3.2.6 Requirements relating to bidirectional-algorithm formatting characters

Text content in HTML elements with child Text nodes, and text in attributes of HTML elements that allow free-form text, may contain characters in the range U+202A to U+202E (the bidirectional-algorithm formatting characters). However, the use of these characters is restricted so that any embedding or overrides generated by these characters do not start and end with different parent elements, and so that all such embeddings and overrides are explicitly terminated by a U+202C POP DIRECTIONAL FORMATTING character. This helps reduce incidences of text being reused in a manner that has unforeseen effects on the bidirectional algorithm.

The aforementioned restrictions are defined by specifying that certain parts of documents form bidirectional-algorithm formatting character ranges, and then imposing a requirement on such ranges.

The strings resulting from applying the following algorithm to an HTML element element are bidirectional-algorithm formatting character ranges:

  1. Let output be an empty list of strings.

  2. Let string be an empty string.

  3. Let node be the first child node of element, if any, or null otherwise.

  4. Loop: If node is null, jump to the step labeled end.

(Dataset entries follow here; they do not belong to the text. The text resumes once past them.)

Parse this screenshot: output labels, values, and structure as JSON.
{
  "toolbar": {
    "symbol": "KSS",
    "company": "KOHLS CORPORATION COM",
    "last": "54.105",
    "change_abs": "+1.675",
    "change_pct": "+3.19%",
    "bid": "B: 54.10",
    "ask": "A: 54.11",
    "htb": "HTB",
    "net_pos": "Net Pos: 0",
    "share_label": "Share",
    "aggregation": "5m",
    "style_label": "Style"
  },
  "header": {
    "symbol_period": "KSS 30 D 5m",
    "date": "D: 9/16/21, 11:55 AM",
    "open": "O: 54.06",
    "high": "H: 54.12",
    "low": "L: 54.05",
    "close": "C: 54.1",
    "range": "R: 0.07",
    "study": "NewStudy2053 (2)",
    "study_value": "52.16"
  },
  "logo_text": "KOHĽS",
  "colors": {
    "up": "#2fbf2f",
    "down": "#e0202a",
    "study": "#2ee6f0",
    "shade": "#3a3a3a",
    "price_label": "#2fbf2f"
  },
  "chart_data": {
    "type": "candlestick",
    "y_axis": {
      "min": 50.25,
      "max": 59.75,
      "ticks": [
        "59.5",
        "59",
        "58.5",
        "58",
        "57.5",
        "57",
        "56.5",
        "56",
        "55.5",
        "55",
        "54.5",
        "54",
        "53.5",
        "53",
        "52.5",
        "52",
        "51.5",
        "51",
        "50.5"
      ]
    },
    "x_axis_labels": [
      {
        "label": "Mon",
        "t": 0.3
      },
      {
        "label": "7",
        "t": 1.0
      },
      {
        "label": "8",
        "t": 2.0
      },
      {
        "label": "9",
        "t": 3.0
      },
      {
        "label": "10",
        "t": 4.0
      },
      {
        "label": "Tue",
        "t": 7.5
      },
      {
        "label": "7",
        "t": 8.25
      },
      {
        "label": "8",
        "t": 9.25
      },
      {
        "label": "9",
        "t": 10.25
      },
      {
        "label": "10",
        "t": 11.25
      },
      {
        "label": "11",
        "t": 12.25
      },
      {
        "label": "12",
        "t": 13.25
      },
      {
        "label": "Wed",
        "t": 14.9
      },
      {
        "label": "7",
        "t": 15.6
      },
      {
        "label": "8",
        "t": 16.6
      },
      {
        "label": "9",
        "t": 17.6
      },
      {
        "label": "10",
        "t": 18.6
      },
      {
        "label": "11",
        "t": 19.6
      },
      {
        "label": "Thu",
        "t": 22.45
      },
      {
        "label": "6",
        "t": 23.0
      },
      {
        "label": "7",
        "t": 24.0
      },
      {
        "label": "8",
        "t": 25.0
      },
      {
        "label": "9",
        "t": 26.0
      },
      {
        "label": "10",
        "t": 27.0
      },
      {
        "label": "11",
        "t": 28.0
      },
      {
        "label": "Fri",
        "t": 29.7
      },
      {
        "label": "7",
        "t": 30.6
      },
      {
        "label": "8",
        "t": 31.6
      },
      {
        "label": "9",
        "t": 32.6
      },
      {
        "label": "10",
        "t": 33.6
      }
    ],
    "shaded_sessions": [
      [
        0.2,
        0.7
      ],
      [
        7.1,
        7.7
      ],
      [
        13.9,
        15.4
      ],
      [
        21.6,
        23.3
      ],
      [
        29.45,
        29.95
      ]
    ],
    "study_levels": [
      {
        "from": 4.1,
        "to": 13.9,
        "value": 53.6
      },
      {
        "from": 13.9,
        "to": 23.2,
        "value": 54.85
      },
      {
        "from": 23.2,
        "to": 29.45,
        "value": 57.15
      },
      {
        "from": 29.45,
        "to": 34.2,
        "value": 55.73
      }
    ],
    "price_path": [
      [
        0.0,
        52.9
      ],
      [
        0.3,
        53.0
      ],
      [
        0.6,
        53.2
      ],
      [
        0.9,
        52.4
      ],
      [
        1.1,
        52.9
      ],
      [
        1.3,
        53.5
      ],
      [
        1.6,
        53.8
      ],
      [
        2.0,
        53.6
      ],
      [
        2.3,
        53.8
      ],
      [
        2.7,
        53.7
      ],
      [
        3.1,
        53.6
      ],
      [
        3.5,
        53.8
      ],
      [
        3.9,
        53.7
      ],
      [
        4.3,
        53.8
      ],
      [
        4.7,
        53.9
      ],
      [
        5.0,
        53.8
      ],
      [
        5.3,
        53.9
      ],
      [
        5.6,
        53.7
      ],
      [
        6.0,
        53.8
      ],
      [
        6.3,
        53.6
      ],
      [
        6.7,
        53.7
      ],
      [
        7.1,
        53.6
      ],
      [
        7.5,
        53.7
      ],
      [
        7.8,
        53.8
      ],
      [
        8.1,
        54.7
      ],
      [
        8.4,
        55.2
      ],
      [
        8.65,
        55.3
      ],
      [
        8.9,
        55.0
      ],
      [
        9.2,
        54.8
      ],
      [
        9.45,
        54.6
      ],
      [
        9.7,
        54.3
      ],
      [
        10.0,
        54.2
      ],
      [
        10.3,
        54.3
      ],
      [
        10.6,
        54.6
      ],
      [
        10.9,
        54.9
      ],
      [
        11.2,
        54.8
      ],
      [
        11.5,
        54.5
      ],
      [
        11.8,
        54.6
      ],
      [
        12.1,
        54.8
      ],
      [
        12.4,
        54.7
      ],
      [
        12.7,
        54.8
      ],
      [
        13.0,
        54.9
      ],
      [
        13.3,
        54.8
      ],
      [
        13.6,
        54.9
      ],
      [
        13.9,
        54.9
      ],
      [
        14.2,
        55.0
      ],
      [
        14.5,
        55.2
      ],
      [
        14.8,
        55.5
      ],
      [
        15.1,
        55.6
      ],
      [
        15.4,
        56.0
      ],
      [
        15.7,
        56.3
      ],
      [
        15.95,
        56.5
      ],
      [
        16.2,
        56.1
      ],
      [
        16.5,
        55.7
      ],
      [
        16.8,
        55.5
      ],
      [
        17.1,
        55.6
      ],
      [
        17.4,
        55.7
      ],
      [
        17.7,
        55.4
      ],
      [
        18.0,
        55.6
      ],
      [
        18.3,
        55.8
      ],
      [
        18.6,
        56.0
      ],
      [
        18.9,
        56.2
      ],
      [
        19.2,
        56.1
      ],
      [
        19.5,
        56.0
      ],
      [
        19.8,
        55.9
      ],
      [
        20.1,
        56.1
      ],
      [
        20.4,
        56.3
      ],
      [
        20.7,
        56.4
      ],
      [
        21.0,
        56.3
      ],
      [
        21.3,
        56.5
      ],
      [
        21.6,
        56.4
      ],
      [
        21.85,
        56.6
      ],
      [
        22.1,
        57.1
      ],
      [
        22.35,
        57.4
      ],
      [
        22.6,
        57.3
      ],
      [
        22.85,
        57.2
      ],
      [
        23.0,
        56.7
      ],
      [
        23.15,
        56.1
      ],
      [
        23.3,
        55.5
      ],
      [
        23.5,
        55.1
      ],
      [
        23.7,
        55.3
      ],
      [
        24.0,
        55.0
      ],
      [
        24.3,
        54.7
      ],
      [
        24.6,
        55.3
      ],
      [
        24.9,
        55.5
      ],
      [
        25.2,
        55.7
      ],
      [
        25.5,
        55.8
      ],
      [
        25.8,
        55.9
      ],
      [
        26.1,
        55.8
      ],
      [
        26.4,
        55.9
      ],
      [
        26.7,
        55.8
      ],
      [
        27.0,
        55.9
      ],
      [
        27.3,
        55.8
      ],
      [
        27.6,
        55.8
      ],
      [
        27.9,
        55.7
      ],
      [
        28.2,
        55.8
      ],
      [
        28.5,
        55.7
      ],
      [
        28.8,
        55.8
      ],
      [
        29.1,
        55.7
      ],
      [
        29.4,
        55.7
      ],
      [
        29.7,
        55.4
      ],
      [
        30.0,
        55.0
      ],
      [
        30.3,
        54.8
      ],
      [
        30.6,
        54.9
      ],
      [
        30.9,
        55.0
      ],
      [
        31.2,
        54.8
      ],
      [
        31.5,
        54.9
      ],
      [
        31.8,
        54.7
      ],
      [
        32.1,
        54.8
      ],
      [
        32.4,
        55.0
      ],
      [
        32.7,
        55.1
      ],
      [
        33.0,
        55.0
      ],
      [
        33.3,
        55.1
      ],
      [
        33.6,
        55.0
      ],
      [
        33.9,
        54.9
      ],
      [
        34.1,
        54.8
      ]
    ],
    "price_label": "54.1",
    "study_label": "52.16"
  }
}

  5. Process node according to the first matching step from the following list:

    If node is a Text node

    Append the text data of node to string.

    If node is a br element
    If node is an HTML element that is flow content but that is not also phrasing content

    If string is not the empty string, push string onto output, and let string be empty string.

    Do nothing.
  6. Let node be node's next sibling, if any, or null otherwise.

  7. Jump to the step labeled loop.

  8. End: If string is not the empty string, push string onto output.

  9. Return output as the bidirectional-algorithm formatting character ranges.

The value of a namespace-less attribute of an HTML element is a bidirectional-algorithm formatting character range.

Any strings that, as described above, are bidirectional-algorithm formatting character ranges must match the string production in the following ABNF, the character set for which is Unicode. [ABNF]

string        = *( plaintext ( embedding / override ) ) plaintext
embedding     = ( lre / rle ) string pdf
override      = ( lro / rlo ) string pdf
lre           = %x202A ; U+202A LEFT-TO-RIGHT EMBEDDING
rle           = %x202B ; U+202B RIGHT-TO-LEFT EMBEDDING
lro           = %x202D ; U+202D LEFT-TO-RIGHT OVERRIDE
rlo           = %x202E ; U+202E RIGHT-TO-LEFT OVERRIDE
pdf           = %x202C ; U+202C POP DIRECTIONAL FORMATTING
plaintext     = *( %x0000-2029 / %x202F-10FFFF )
                ; any string with no bidirectional-algorithm formatting characters

Authors are encouraged to use the dir attribute, the bdo element, and the bdi element, rather than maintaining the bidirectional-algorithm formatting characters manually. The bidirectional-algorithm formatting characters interact poorly with CSS.